As facas não param, o boi
deixa de existir e em poucos minutos é completamente despedaçado. O couro viaja
para o curtume. O sangue vira ração de animais e as fezes, de adubo. Mas haverá
muito sangue e fezes poluindo o curso d'água
próximo.
A experiência de
testemunhar a morte violenta de animais obedientes, humildes, é muito forte.

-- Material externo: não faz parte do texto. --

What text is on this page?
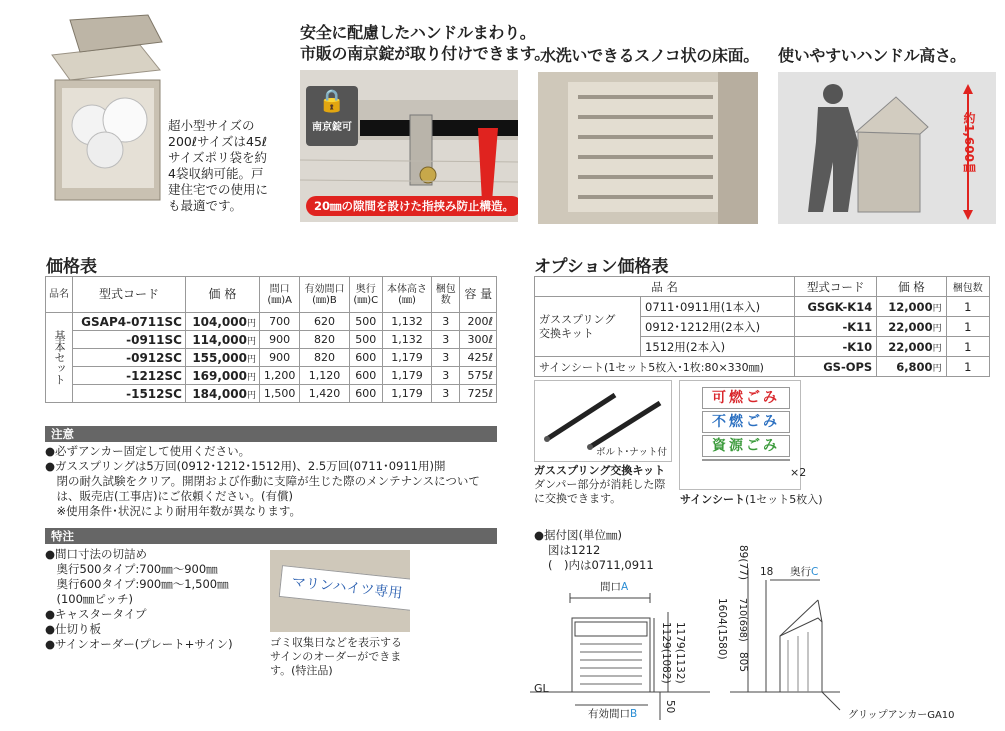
超小型サイズの
200ℓサイズは45ℓ
サイズポリ袋を約
4袋収納可能。戸
建住宅での使用に
も最適です。
安全に配慮したハンドルまわり。
市販の南京錠が取り付けできます。
🔒
南京錠可
20㎜の隙間を設けた指挟み防止構造。
水洗いできるスノコ状の床面。 使いやすいハンドル高さ。
約1,600㎜
価格表
品名	型式コード	価 格	間口
(㎜)A	有効間口
(㎜)B	奥行
(㎜)C	本体高さ
(㎜)	梱包
数	容 量
基本セット	GSAP4-0711SC	104,000円	700	620	500	1,132	3	200ℓ
	-0911SC	114,000円	900	820	500	1,132	3	300ℓ
	-0912SC	155,000円	900	820	600	1,179	3	425ℓ
	-1212SC	169,000円	1,200	1,120	600	1,179	3	575ℓ
	-1512SC	184,000円	1,500	1,420	600	1,179	3	725ℓ
注意
●必ずアンカー固定して使用ください。
●ガススプリングは5万回(0912･1212･1512用)、2.5万回(0711･0911用)開
　閉の耐久試験をクリア。開閉および作動に支障が生じた際のメンテナンスについて
　は、販売店(工事店)にご依頼ください。(有償)
　※使用条件･状況により耐用年数が異なります。
特注
●間口寸法の切詰め
　奥行500タイプ:700㎜～900㎜
　奥行600タイプ:900㎜～1,500㎜
　(100㎜ピッチ)
●キャスタータイプ
●仕切り板
●サインオーダー(プレート+サイン)
マリンハイツ専用
ゴミ収集日などを表示する
サインのオーダーができま
す。(特注品)
オプション価格表
品 名		型式コード	価 格	梱包数

ガススプリング
交換キット	0711･0911用(1本入)	GSGK-K14	12,000円	1
	0912･1212用(2本入)	-K11	22,000円	1
	1512用(2本入)	-K10	22,000円	1
サインシート(1セット5枚入･1枚:80×330㎜)		GS-OPS	6,800円	1
ボルト･ナット付
ガススプリング交換キット
ダンパー部分が消耗した際
に交換できます。
可燃ごみ
不燃ごみ
資源ごみ
×2
サインシート(1セット5枚入)
●据付図(単位㎜)
図は1212
(　)内は0711,0911
間口A
有効間口B
GL
1129(1082) 1179(1132)
50
1604(1580)
89(77)
710(698)
805
18 奥行C
グリップアンカーGA10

Muitas pessoas jamais provam carne após uma visita a um matadouro. Enquanto
assistem à morte dos animais, que caem um após outro , alguns precisam reprimir
um impuso não racional que lhes manda gritar ao homem da morte, interpondo-se
entre ele e o animal: “Pare! Pare de matar! Deixe este animal
vivo!”
Se Bernard Shaw tinha
razão, o surgimento de novas teorias alimentares, que nos levam a abandonar o
hábito de matar animais para comer carne, é uma das grandes bênçãos que hoje se
derramam sobre o difícil caminho da humanidade. Pode ser um dos fatores
fundamentais para eliminar a violência de dentro e de fora do indivíduo humano.
Estará sendo aplicado, então, um ensinamento de um sábio que foi conhecido no
mundo grego antigo como Pitágoras:
“A Terra, generosa, oferece
a você uma grande variedade de alimentos puros e de refeições que podem ser
alcançados sem massacre nem derramamento de sangue”, disse o filósofo e
matemático há 2.600 anos atrás.
NOTAS:
[1] “Birthday Autograph Book”, Animal Welfare
Board, Madras ,
Índia.
[2] “Vida e Saúde”, revista, número especial
sobre o vegetarianismo, p. 19 e seguintes. “Tribuna Alemã”, outubro de 1983, nº
343, pp. 14.
[3] “SOS Animal”, publicação da Liga de
Prevenção à Crueldade Contra o Animal, Belo Horizonte, MG, ano VII, nº 32, junho
de 1990.
[4] “Gazeta Mercantil”, 14 de dezembro de
1990.
[5] “Birthday Autograph Book”, obra citada.
Este volume é a fonte dos
pensamentos de vários pensadores citados nos parágrafos anteriores.
Uma versão inicial do texto acima foi publicada no livro “Apontando
Para o Futuro -- responsabilidade ética e preservação ambiental no século
21”, de Aveline. A obra foi publicada em Porto Alegre em 1996, com 106
pp., pelas editoras FEEU e PrajnaParamita, e está esgotada.